Julio Cortázar distinguía entre famas y cronopios: uno es el que apuesta al presente (como “inmortal del momento”, según la fórmula acuñada por José de la Colina), y el otro vive con sus propios relojes: a éste le da igual aparecer o no en el suplemento del domingo pero estará en él, probablemente, dentro de cincuenta años, aunque tampoco le obsesiona ese tipo de “estar”. Los famas andan a la caza del reconocimiento, y los otros van por sus caminos individuales. A esos unos les gusta mostrarse como serios escritores profesionales (dar entrevistas y conferencias, aparecer en la televisión como sabios opinadores, organizar tumultuosas presentaciones de libros y conseguir becas y premios), mientras que los otros se ejercitan en el arte de la informalidad. Los unos creen que por ser conocidos serán leídos, y de esa manera justifican su obsesión por la foto o el titular en el diario; los otros entienden que sólo por sus obras los conoceréis. El fama brilla en sociedad; al cronopio se le etiqueta (en homenaje a Rubén Darío) como “raro”.

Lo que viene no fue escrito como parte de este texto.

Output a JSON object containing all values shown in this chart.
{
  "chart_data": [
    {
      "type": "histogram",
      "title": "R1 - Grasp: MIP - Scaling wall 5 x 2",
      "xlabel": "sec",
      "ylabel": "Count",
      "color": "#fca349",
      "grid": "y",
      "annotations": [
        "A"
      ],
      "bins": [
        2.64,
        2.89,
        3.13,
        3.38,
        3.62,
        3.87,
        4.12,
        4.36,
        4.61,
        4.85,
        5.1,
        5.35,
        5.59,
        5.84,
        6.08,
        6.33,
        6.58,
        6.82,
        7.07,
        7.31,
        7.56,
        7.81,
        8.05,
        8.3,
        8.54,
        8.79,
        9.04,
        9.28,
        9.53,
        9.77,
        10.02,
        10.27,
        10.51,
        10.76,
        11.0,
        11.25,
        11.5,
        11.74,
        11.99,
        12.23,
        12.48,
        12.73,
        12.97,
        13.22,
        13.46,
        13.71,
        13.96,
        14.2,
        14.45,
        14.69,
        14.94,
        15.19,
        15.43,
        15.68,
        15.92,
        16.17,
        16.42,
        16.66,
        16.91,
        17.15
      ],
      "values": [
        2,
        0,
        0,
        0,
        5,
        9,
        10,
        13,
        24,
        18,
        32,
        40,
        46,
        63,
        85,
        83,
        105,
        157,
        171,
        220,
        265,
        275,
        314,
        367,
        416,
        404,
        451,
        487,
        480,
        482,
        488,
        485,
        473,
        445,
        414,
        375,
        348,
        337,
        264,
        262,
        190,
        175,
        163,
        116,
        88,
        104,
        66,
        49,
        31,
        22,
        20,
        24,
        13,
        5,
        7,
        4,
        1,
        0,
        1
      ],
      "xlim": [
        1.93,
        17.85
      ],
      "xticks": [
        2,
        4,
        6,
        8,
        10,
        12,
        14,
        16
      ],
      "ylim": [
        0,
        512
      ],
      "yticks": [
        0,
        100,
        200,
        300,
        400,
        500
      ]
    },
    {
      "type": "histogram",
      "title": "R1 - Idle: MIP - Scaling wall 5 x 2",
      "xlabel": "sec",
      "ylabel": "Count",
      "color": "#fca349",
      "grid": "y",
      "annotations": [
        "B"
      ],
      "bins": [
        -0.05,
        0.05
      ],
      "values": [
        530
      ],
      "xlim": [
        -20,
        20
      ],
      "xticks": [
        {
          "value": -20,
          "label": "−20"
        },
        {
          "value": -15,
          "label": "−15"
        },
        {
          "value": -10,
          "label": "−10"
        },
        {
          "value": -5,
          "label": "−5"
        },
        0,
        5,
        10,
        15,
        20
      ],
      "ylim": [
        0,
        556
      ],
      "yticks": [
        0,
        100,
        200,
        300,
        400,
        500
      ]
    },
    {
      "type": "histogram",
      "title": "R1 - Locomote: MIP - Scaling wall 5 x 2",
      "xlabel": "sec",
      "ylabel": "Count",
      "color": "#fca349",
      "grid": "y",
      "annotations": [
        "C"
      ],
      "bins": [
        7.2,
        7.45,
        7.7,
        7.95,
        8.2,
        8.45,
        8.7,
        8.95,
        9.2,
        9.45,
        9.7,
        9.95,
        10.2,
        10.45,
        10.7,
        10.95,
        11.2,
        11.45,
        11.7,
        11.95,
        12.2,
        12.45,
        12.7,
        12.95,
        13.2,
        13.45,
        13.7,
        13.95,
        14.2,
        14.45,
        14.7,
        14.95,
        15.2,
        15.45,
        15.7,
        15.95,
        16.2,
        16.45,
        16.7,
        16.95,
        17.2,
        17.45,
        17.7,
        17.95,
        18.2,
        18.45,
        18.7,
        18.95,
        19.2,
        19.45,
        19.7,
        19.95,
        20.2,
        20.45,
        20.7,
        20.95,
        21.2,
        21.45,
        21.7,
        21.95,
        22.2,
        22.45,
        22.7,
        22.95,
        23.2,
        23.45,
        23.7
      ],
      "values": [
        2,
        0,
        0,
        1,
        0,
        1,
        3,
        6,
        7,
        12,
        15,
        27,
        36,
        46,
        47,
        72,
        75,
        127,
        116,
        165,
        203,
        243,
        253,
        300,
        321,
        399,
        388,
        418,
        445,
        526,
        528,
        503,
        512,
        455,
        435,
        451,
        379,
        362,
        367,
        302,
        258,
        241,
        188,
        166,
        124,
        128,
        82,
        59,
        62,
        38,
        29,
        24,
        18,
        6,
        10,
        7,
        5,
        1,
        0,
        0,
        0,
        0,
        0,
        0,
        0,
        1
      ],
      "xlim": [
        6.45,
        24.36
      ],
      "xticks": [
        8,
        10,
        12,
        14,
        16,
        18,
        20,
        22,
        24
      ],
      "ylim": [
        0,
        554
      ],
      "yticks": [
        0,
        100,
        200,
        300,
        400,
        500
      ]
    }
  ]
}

Con frecuencia en las páginas culturales se acude a una fórmula según la cual a un narrador o un poeta debe rescatársele, como si lo tuvieran secuestrado o se encontrara en apuros. Parecería una paradoja el que un escritor, cuyo oficio aparente es crear permanencias, se haya desvanecido o esté prisionero; hay que ir entonces por él y salvarlo de la desmemoria, ubicarlo en la pirámide, clasificarlo, darle su lugar en las historias oficiales como si se tratara de un entierro digno. Y el rescatista será premiado por hacerlo. Suena todavía más inverosímil pensar en un autor que no apueste por ver su nombre escrito en letras doradas o sin vocación al busto. Esa fórmula equívoca de que se escribe para ser leído, y de que entre más lectores se tenga el éxito será mayor, es una vía franca hacia el bestsellerismo o la locura; hay quienes de la nada de su obra se han construido, por sus habilidades sociales (publirrelacionistas de sí mismos), un prestigio.
Sin embargo son los famas quienes arman las historias literarias ya que su afán, precisamente, es ser recordados: construyen altares para que el presente y el futuro los venere. Llegan a ser tan convincentes en el modo en que se toman en serio, que el aura de su nombre se convierte en su mejor ficción. Mas la lectura crítica, cuando toma distancia de los poderes, hace de estos paisajes de apariencia creíble un modelo para armar y desarmar.
En estas sinuosidades es difícil encontrar alguna certeza. También los famas cortazarianos son una especie rara, pues creen que las argucias teatrales los llevarán a puerto seguro. La enseñanza, si alguna puede obtenerse, es simple: no hay puertos seguros, los mapas literarios se forman por piezas siempre cambiantes.